Sim, entendo que precisemos de distrações. Sim, sim, o mundo continua turbulento, somos bombardeados frequentemente com notícias perturbadoras, parece até que caminhamos para o fim de todas as coisas belas. Ao mesmo tempo lidamos com responsabilidades diárias e as tensões e frustrações a que somos expostos amiúde constituem um desafio mental. Muitas vezes desanimamos.
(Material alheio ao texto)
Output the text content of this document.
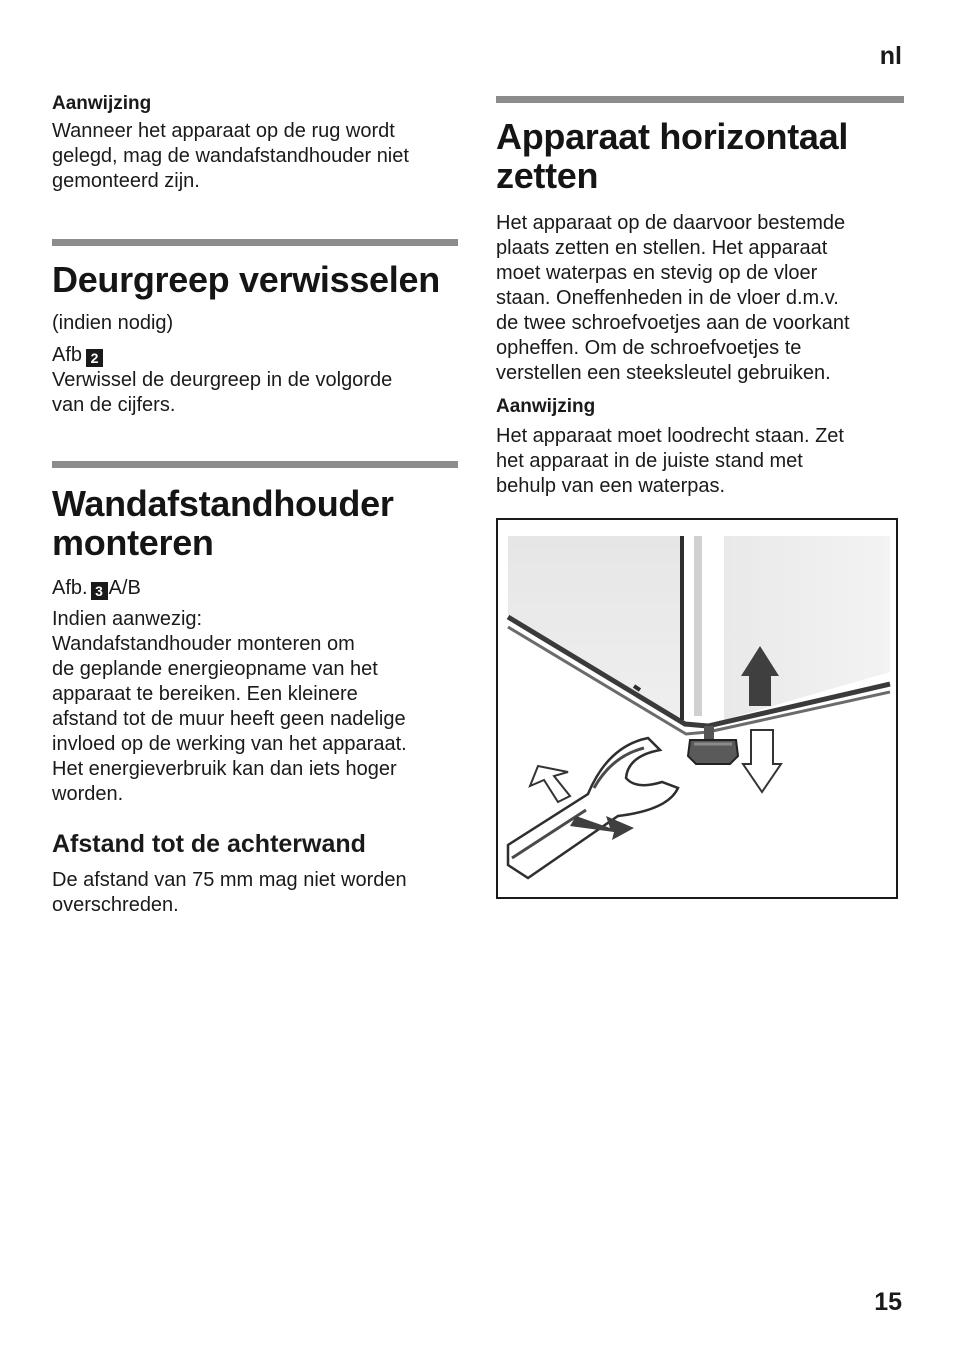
nl
Aanwijzing

Wanneer het apparaat op de rug wordt

gelegd, mag de wandafstandhouder niet

gemonteerd zijn.

Deurgreep verwisselen

(indien nodig)

Afb 2

Verwissel de deurgreep in de volgorde

van de cijfers.

Wandafstandhouder
monteren

Afb. 3 A/B

Indien aanwezig:

Wandafstandhouder monteren om

de geplande energieopname van het

apparaat te bereiken. Een kleinere

afstand tot de muur heeft geen nadelige

invloed op de werking van het apparaat.

Het energieverbruik kan dan iets hoger

worden.

Afstand tot de achterwand

De afstand van 75 mm mag niet worden

overschreden.

Apparaat horizontaal
zetten

Het apparaat op de daarvoor bestemde

plaats zetten en stellen. Het apparaat

moet waterpas en stevig op de vloer

staan. Oneffenheden in de vloer d.m.v.

de twee schroefvoetjes aan de voorkant

opheffen. Om de schroefvoetjes te

verstellen een steeksleutel gebruiken.

Aanwijzing

Het apparaat moet loodrecht staan. Zet

het apparaat in de juiste stand met

behulp van een waterpas.

15
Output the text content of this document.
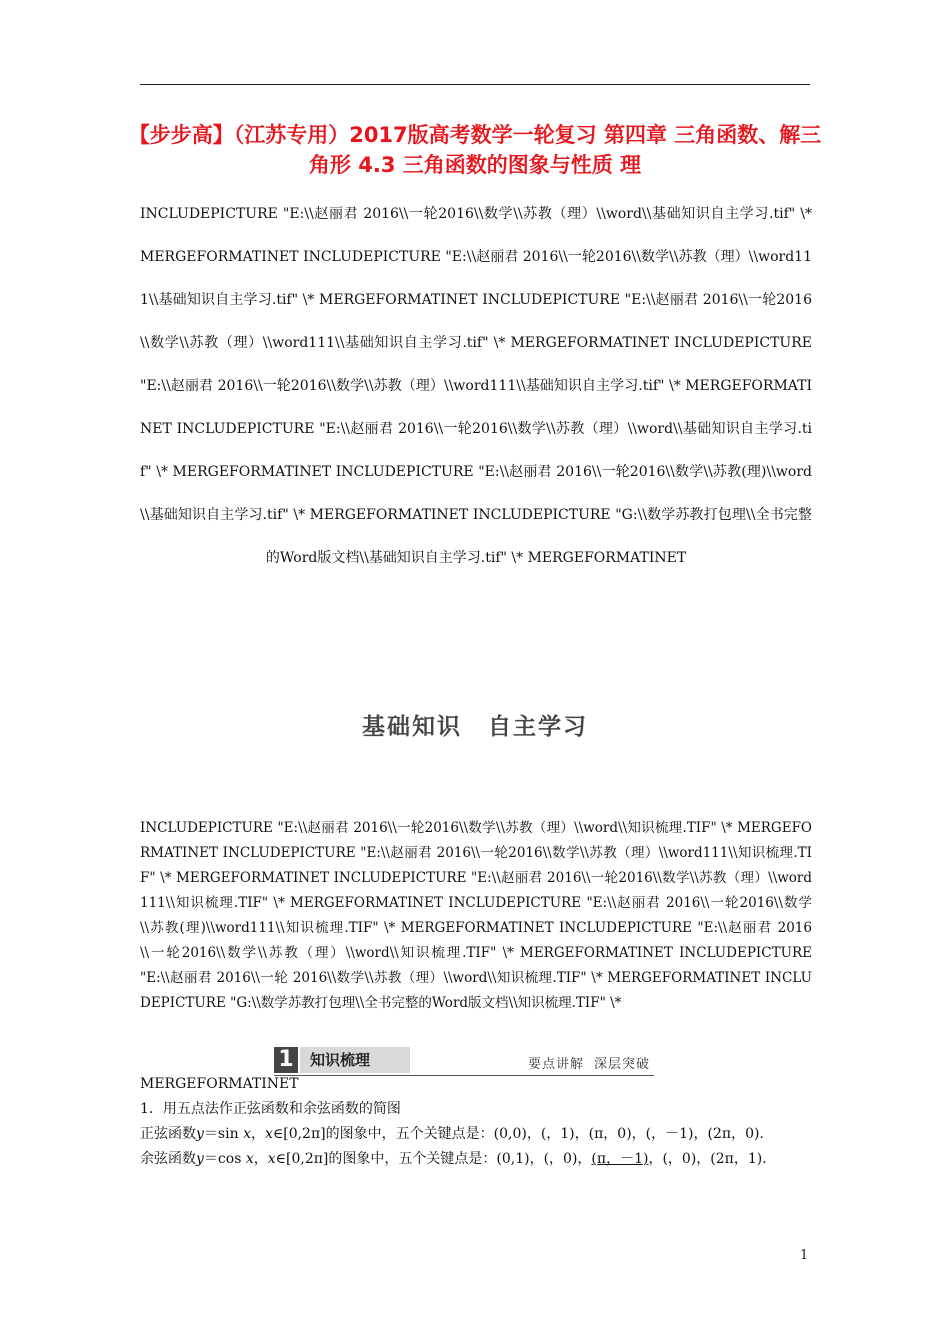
【步步高】（江苏专用）2017版高考数学一轮复习 第四章 三角函数、解三角形 4.3 三角函数的图象与性质 理
INCLUDEPICTURE "E:\\赵丽君 2016\\一轮2016\\数学\\苏教（理）\\word\\基础知识自主学习.tif" \* MERGEFORMATINET INCLUDEPICTURE "E:\\赵丽君 2016\\一轮2016\\数学\\苏教（理）\\word111\\基础知识自主学习.tif" \* MERGEFORMATINET INCLUDEPICTURE "E:\\赵丽君 2016\\一轮2016\\数学\\苏教（理）\\word111\\基础知识自主学习.tif" \* MERGEFORMATINET INCLUDEPICTURE "E:\\赵丽君 2016\\一轮2016\\数学\\苏教（理）\\word111\\基础知识自主学习.tif" \* MERGEFORMATINET INCLUDEPICTURE "E:\\赵丽君 2016\\一轮2016\\数学\\苏教（理）\\word\\基础知识自主学习.tif" \* MERGEFORMATINET INCLUDEPICTURE "E:\\赵丽君 2016\\一轮2016\\数学\\苏教(理)\\word\\基础知识自主学习.tif" \* MERGEFORMATINET INCLUDEPICTURE "G:\\数学苏教打包理\\全书完整的Word版文档\\基础知识自主学习.tif" \* MERGEFORMATINET
基础知识 自主学习
INCLUDEPICTURE "E:\\赵丽君 2016\\一轮2016\\数学\\苏教（理）\\word\\知识梳理.TIF" \* MERGEFORMATINET INCLUDEPICTURE "E:\\赵丽君 2016\\一轮2016\\数学\\苏教（理）\\word111\\知识梳理.TIF" \* MERGEFORMATINET INCLUDEPICTURE "E:\\赵丽君 2016\\一轮2016\\数学\\苏教（理）\\word111\\知识梳理.TIF" \* MERGEFORMATINET INCLUDEPICTURE "E:\\赵丽君 2016\\一轮2016\\数学\\苏教(理)\\word111\\知识梳理.TIF" \* MERGEFORMATINET INCLUDEPICTURE "E:\\赵丽君 2016\\一轮2016\\数学\\苏教（理）\\word\\知识梳理.TIF" \* MERGEFORMATINET INCLUDEPICTURE "E:\\赵丽君 2016\\一轮 2016\\数学\\苏教（理）\\word\\知识梳理.TIF" \* MERGEFORMATINET INCLUDEPICTURE "G:\\数学苏教打包理\\全书完整的Word版文档\\知识梳理.TIF" \*
1	知识梳理	要点讲解 深层突破

MERGEFORMATINET

1．用五点法作正弦函数和余弦函数的简图

正弦函数y＝sin x，x∈[0,2π]的图象中，五个关键点是：(0,0)，(，1)，(π，0)，(，－1)，(2π，0)．

余弦函数y＝cos x，x∈[0,2π]的图象中，五个关键点是：(0,1)，(，0)，(π，－1)，(，0)，(2π，1)．

1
Os jogos da vida real são difíceis de vencer, de superar. Nem tudo são flores. Haja espinhos! Se nos entregarmos à insatisfação, tristeza e dor, só atrairemos negatividade, no entanto, ao admitirmos que apenas a tecnologia possa mover as nossas vidas, fazer-nos felizes, seremos totalmente robotizados. Há um mundo admirável fora das telinhas e telonas. Basta olhar em volta.
Pondero que atitudes verdadeiramente saudáveis para os nossos neurônios sejam atividades físicas regulares, caminhadas enérgicas, passeios em contato com a Natureza, leitura, música, festas, eventos, almoços familiares, tudo que nos mostre o fascínio do mundo real. São outros tempos? Sim, são outros tempos. Eu também sou obrigada a usar os favores que a tecnologia nos presta. Pesquiso, estudo e escrevo no computador, mas tudo sem agonia, sem uma ansiedade compulsiva que não me faça enfartar frente a um monitor.
Somos átomos de energia. Livres, leves e soltos para a vida real assim sejamos. Agindo positivamente as luzes do nosso bem estar emocional acender-se-ão espargindo as cores intensas da realidade. Não são apenas os nossos sentidos que merecem atenção especial para que não sejam corrompidos com fragilidades mentais. A nossa grandeza maior será depurar insistentemente as aspirações da nossa espiritualidade.